Zecurion DLP, Device Control Subscription

Description

Devices like external hard drives or USB thumb drives can pose a significant risk when it comes to data loss. Technology has evolved to the point where even microSD cards can store 1TB of data.

A disgruntled employee could steal gigabytes or terabytes of data in their pocket. Data on portable devices poses a risk even with loyal employees because the devices are easily lost or stolen.

In many cases, though, portable storage and other devices can be a crucial part of working effectively and efficiently. Simply blocking all USB thumb drives or access to USB ports is too strict or draconian and can negatively impact productivity.

Zecurion DLP gives you the following very granular device control so you can limit access and protect your data without hindering legitimate use of devices.

Flexible and granular access controls for peripheral devices

You can enable only company-issued or approved devices or enable only the devices that are deemed necessary for business with policy controls that can grant or deny access based on the type, class, vendor, model, or serial number of the device. Policies can be applied to groups or individuals, and separate policies can be applied depending on whether the endpoint is connected to the network, connected remotely over VPN, or disconnected.

Company-wide device catalog

Device descriptions are stored in a company-wide catalog, and policy can be created based on the descriptions in the catalog, enabling policy creation even when a device itself is not accessible.

Shadow copies

Zecurion Device Control can save a copy of every file that is written to an external device or printed — enabling you to monitor activity even when there is no violation of security policy and giving you the tools, you need to conduct comprehensive retrospective analyses, audits, and forensic investigations.

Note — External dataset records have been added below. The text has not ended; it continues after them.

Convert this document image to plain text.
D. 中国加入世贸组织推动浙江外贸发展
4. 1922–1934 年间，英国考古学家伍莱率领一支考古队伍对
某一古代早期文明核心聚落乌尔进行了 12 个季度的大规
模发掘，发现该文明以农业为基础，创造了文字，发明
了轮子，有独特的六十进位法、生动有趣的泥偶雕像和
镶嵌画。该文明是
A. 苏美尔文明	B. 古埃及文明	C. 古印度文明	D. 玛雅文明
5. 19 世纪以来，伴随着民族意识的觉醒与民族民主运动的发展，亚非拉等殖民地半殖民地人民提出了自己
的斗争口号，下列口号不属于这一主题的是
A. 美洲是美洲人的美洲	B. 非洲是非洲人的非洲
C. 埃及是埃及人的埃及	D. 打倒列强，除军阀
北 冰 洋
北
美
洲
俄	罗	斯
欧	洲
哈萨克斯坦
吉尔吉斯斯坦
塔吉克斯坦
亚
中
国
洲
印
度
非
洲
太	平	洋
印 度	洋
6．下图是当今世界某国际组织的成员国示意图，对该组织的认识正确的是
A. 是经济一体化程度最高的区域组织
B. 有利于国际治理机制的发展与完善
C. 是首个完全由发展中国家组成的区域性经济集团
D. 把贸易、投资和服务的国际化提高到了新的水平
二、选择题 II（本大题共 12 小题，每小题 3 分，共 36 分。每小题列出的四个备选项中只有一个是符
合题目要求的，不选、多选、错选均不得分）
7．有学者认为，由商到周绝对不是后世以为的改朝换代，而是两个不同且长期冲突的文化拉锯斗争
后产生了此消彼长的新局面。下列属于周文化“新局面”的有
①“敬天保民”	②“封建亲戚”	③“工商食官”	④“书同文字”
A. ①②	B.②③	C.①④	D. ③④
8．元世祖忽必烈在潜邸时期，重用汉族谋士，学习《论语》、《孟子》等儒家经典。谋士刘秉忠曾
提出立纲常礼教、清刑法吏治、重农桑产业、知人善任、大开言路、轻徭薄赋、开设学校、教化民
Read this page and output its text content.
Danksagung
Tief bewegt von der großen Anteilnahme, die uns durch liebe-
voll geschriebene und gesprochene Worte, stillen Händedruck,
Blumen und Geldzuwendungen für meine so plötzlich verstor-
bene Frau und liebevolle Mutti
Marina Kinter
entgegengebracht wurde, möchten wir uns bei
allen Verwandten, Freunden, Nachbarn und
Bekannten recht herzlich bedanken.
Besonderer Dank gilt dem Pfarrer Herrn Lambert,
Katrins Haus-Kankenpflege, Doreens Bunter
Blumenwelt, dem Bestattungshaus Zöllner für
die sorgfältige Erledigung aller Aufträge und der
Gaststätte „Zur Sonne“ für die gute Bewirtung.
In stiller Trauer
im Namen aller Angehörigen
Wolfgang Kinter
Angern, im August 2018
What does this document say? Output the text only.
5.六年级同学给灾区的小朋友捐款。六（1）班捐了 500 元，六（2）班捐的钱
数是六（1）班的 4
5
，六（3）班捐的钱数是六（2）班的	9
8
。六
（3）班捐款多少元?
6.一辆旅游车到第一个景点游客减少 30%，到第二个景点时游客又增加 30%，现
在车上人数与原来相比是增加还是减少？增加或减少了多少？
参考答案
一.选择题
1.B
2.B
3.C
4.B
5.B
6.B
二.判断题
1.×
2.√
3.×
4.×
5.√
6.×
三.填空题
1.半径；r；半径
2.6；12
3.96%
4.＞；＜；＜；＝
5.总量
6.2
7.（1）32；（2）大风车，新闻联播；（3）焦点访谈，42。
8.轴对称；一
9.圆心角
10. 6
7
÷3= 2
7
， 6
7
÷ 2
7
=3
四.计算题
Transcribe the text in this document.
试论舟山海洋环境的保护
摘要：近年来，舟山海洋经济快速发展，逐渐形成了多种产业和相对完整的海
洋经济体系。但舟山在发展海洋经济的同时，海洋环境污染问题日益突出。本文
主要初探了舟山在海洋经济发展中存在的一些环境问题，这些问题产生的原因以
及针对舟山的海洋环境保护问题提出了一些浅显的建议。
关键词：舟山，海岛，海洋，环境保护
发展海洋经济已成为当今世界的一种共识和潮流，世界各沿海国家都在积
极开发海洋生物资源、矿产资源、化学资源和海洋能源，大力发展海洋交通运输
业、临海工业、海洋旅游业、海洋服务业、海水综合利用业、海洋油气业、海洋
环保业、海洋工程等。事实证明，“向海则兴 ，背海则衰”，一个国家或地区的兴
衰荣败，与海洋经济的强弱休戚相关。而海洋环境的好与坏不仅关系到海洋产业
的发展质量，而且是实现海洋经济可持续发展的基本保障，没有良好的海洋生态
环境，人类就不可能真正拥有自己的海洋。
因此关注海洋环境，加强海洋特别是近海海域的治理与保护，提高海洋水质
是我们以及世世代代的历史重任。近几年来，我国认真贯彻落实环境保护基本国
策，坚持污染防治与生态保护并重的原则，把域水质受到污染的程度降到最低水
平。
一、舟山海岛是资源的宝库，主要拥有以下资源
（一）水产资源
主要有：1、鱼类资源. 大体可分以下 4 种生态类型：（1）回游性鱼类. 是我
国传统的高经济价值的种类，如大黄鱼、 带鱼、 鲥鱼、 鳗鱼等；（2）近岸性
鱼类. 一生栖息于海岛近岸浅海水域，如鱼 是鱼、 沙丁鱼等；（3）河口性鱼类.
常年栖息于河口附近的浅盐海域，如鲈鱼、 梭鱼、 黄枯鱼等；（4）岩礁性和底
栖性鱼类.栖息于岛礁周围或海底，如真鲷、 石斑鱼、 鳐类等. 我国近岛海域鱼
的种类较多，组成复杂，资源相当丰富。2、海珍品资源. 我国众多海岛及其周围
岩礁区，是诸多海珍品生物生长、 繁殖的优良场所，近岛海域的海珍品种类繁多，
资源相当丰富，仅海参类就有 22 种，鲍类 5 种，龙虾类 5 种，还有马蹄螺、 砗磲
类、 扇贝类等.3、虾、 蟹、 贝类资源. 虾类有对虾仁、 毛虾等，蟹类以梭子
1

Content-based policies with the use of content analysis algorithms

You can allow the general use of printers and portable storage devices while blocking the ability to save or print files that contain sensitive or confidential data.

Policy-based on content analysis algorithms can proactively identify and protect sensitive data.

Preventive content analysis

Zecurion’s patented preventive content analysis ensures that confidential and sensitive data is never written to external media in the first place. Files are analyzed and sensitive files are blocked from being written. Competing products write the file first, then perform analysis and delete the content if it violates policy.

Encryption

The encryption capabilities of Zecurion Device Control provide flexibility and protection. You can automatically encrypt files written to external media based on the content and security policies. You can configure encryption so that encrypted content can only be accessed by authorized users from endpoints connected to the corporate network.

Centralized deployment and management

Zecurion Device Control gives you the framework for centralized deployment and management of your DLP protection. Endpoint agents can be deployed through a dedicated deployment server or using Active Directory Group Policy.

A web console enables an Admin to connect to any endpoint for diagnostics and provides the ability to manage hundreds of thousands of endpoints remotely through a single pane of glass.

Device access request by email or phone

To minimize the potential impact on productivity, a remote employee can request access to use a specific device. An Admin can grant the request on a one-time basis or create a policy that permanently allows the use of the device.

Protection from tampering with an endpoint agent

To ensure the integrity of your data protection, Zecurion Device Control will alert the admin in the event of any sort of tampering or attempts to remove or change settings on the endpoint.